Question
On January 1, 2018 Lima Leasing Company (LLC) acquired an airplane to be leased to LA Sky Company LLC paid $950,000 to acquirethe plane which
On January 1, 2018 Lima Leasing Company (LLC) acquired an airplane to be leased to LA Sky Company LLC paid $950,000 to acquirethe plane which is also its fair value. the lease terms follow Annual rental payments of $190,000 are due January 1 of each year beginning January 1 2018l There are no non-lease payments.

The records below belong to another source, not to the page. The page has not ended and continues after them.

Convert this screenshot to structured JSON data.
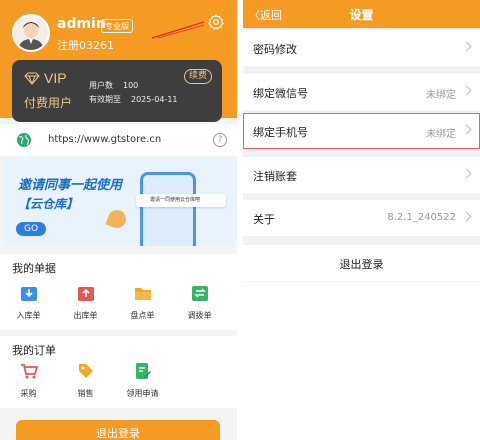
{
  "left": {
    "user": {
      "name": "admin",
      "edition": "专业版",
      "reg_no": "注册03261"
    },
    "vip": {
      "title": "VIP",
      "subtitle": "付费用户",
      "users_label": "用户数",
      "users_value": "100",
      "expire_label": "有效期至",
      "expire_value": "2025-04-11",
      "renew_label": "续费"
    },
    "url": "https://www.gtstore.cn",
    "help_glyph": "?",
    "banner": {
      "line1": "邀请同事一起使用",
      "line2": "【云仓库】",
      "go_label": "GO",
      "tip": "邀请一同使用云仓库吧"
    },
    "documents": {
      "title": "我的单据",
      "items": [
        {
          "label": "入库单",
          "icon": "inbound-icon",
          "color": "#3a8ee6"
        },
        {
          "label": "出库单",
          "icon": "outbound-icon",
          "color": "#e05a4f"
        },
        {
          "label": "盘点单",
          "icon": "folder-icon",
          "color": "#f5a623"
        },
        {
          "label": "调拨单",
          "icon": "transfer-icon",
          "color": "#3bb26b"
        }
      ]
    },
    "orders": {
      "title": "我的订单",
      "items": [
        {
          "label": "采购",
          "icon": "cart-icon",
          "color": "#e05a4f"
        },
        {
          "label": "销售",
          "icon": "tag-icon",
          "color": "#f5a623"
        },
        {
          "label": "领用申请",
          "icon": "edit-doc-icon",
          "color": "#3bb26b"
        }
      ]
    },
    "logout_label": "退出登录"
  },
  "right": {
    "back_label": "返回",
    "title": "设置",
    "rows": [
      {
        "label": "密码修改",
        "value": ""
      },
      {
        "label": "绑定微信号",
        "value": "未绑定"
      },
      {
        "label": "绑定手机号",
        "value": "未绑定"
      },
      {
        "label": "注销账套",
        "value": ""
      },
      {
        "label": "关于",
        "value": "8.2.1_240522"
      }
    ],
    "logout_label": "退出登录"
  },
  "colors": {
    "accent": "#f59a23",
    "vip_card": "#3e3e3e",
    "vip_gold": "#f0c68a",
    "highlight": "#e86060"
  }
}
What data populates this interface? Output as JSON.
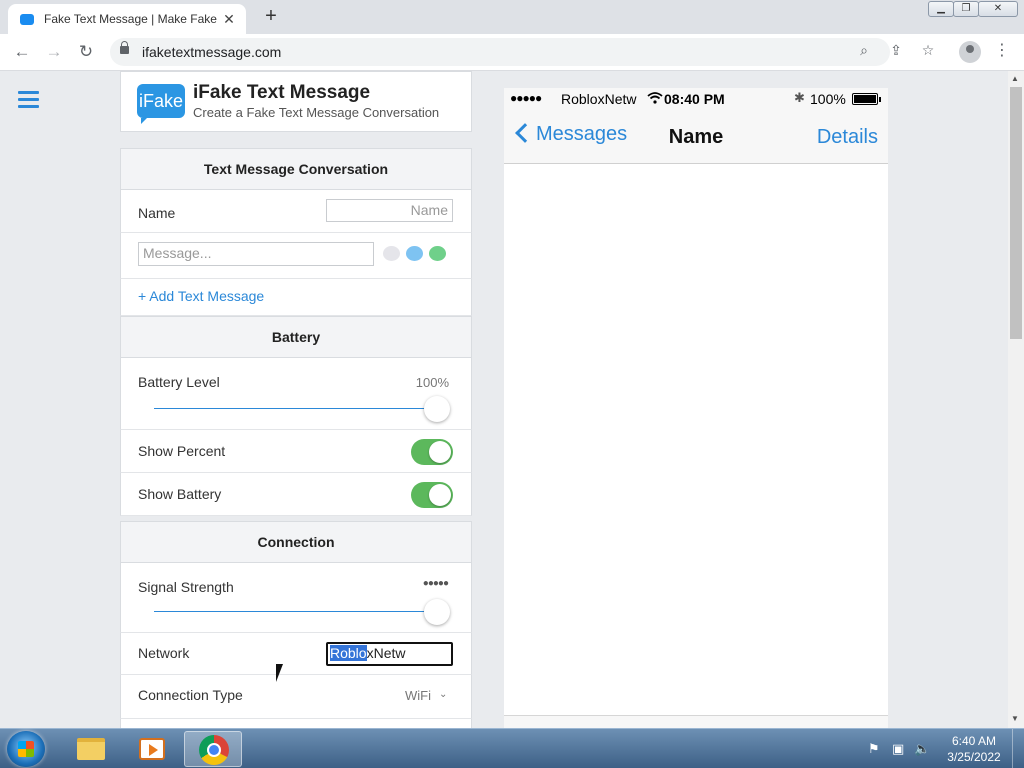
{
  "browser": {
    "tab_title": "Fake Text Message | Make Fake Text",
    "tab_close": "✕",
    "new_tab": "+",
    "url": "ifaketextmessage.com",
    "window_controls": [
      "▁",
      "❐",
      "✕"
    ]
  },
  "site": {
    "logo_text": "iFake",
    "name": "iFake Text Message",
    "tagline": "Create a Fake Text Message Conversation"
  },
  "conversation": {
    "heading": "Text Message Conversation",
    "name_label": "Name",
    "name_placeholder": "Name",
    "message_placeholder": "Message...",
    "add_link": "+ Add Text Message",
    "bubble_colors": [
      "#e5e5ea",
      "#7ec3f2",
      "#6fd08a"
    ]
  },
  "battery": {
    "heading": "Battery",
    "level_label": "Battery Level",
    "level_value": "100%",
    "level_fraction": 1.0,
    "show_percent_label": "Show Percent",
    "show_percent_on": true,
    "show_battery_label": "Show Battery",
    "show_battery_on": true
  },
  "connection": {
    "heading": "Connection",
    "signal_label": "Signal Strength",
    "signal_dots": "●●●●●",
    "signal_fraction": 1.0,
    "network_label": "Network",
    "network_selected": "Roblo",
    "network_rest": "xNetw",
    "type_label": "Connection Type",
    "type_value": "WiFi"
  },
  "phone": {
    "signal_dots": "●●●●●",
    "network": "RobloxNetw",
    "wifi_icon": "wifi-icon",
    "time": "08:40 PM",
    "bluetooth": "✱",
    "battery_pct": "100%",
    "back_label": "Messages",
    "title": "Name",
    "details": "Details"
  },
  "taskbar": {
    "clock_time": "6:40 AM",
    "clock_date": "3/25/2022"
  },
  "colors": {
    "accent": "#2b88d8",
    "toggle_on": "#5cb85c",
    "page_bg": "#e9ebee"
  }
}
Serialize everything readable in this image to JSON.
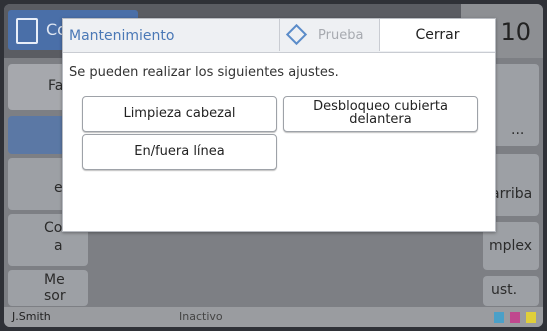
{
  "background": {
    "app_button_label": "Co",
    "counter_value": "10",
    "left_items": [
      "Fa",
      "ej",
      "Cor",
      "a",
      "Me",
      "sor"
    ],
    "right_items": [
      "...",
      "arriba",
      "mplex",
      "ust."
    ],
    "status": {
      "user": "J.Smith",
      "state": "Inactivo",
      "ink_labels": [
        "C",
        "M",
        "Y"
      ]
    }
  },
  "dialog": {
    "title": "Mantenimiento",
    "test_button_label": "Prueba",
    "close_button_label": "Cerrar",
    "message": "Se pueden realizar los siguientes ajustes.",
    "options": [
      {
        "label": "Limpieza cabezal"
      },
      {
        "label": "Desbloqueo cubierta delantera"
      },
      {
        "label": "En/fuera línea"
      }
    ]
  },
  "colors": {
    "accent": "#4a78b6",
    "dim_overlay": "#7d7f84"
  }
}
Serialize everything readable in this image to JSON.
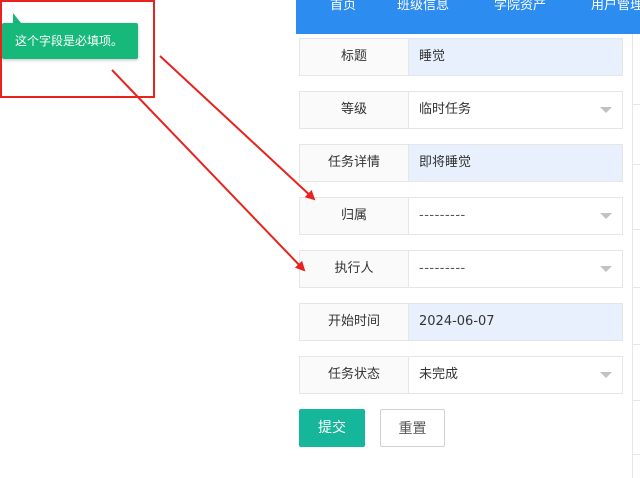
{
  "nav": {
    "items": [
      "首页",
      "班级信息",
      "学院资产",
      "用户管理"
    ]
  },
  "tooltip": {
    "message": "这个字段是必填项。"
  },
  "form": {
    "title_label": "标题",
    "title_value": "睡觉",
    "level_label": "等级",
    "level_value": "临时任务",
    "detail_label": "任务详情",
    "detail_value": "即将睡觉",
    "owner_label": "归属",
    "owner_value": "---------",
    "assignee_label": "执行人",
    "assignee_value": "---------",
    "start_label": "开始时间",
    "start_value": "2024-06-07",
    "status_label": "任务状态",
    "status_value": "未完成"
  },
  "buttons": {
    "submit": "提交",
    "reset": "重置"
  },
  "colors": {
    "nav_bg": "#2d8cf0",
    "tooltip_bg": "#16b97a",
    "submit_bg": "#16b69a",
    "annotation_red": "#e8231e",
    "autofill_bg": "#e8f0fe"
  }
}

The lease terms is 6 years There is neither a residual value or a purchase option The economic life of the asset is 8 years and the airplane is not specialized in nature The lease incremental borrowing rate is 8% and the lease does not know the lessors implicit rate LLC indicates that collectability of lease payments is reasonable assured LA Sky depreciates similar vehicle it owns using the straight-line method.
1 Prepare the journal entry to recognize the right to use asset and lease liability at commencement of the lease
2 Prepare the amortization table showing the annual interest expense and principal reduction. 3 What amount of amortization expense would be recognized each year for the leased asset?
I am stumped I can not figure out the formulas, I have the answers already but I do not know where I am wrong at in my calculations. Please show all work so I can figure out where I am wrong at???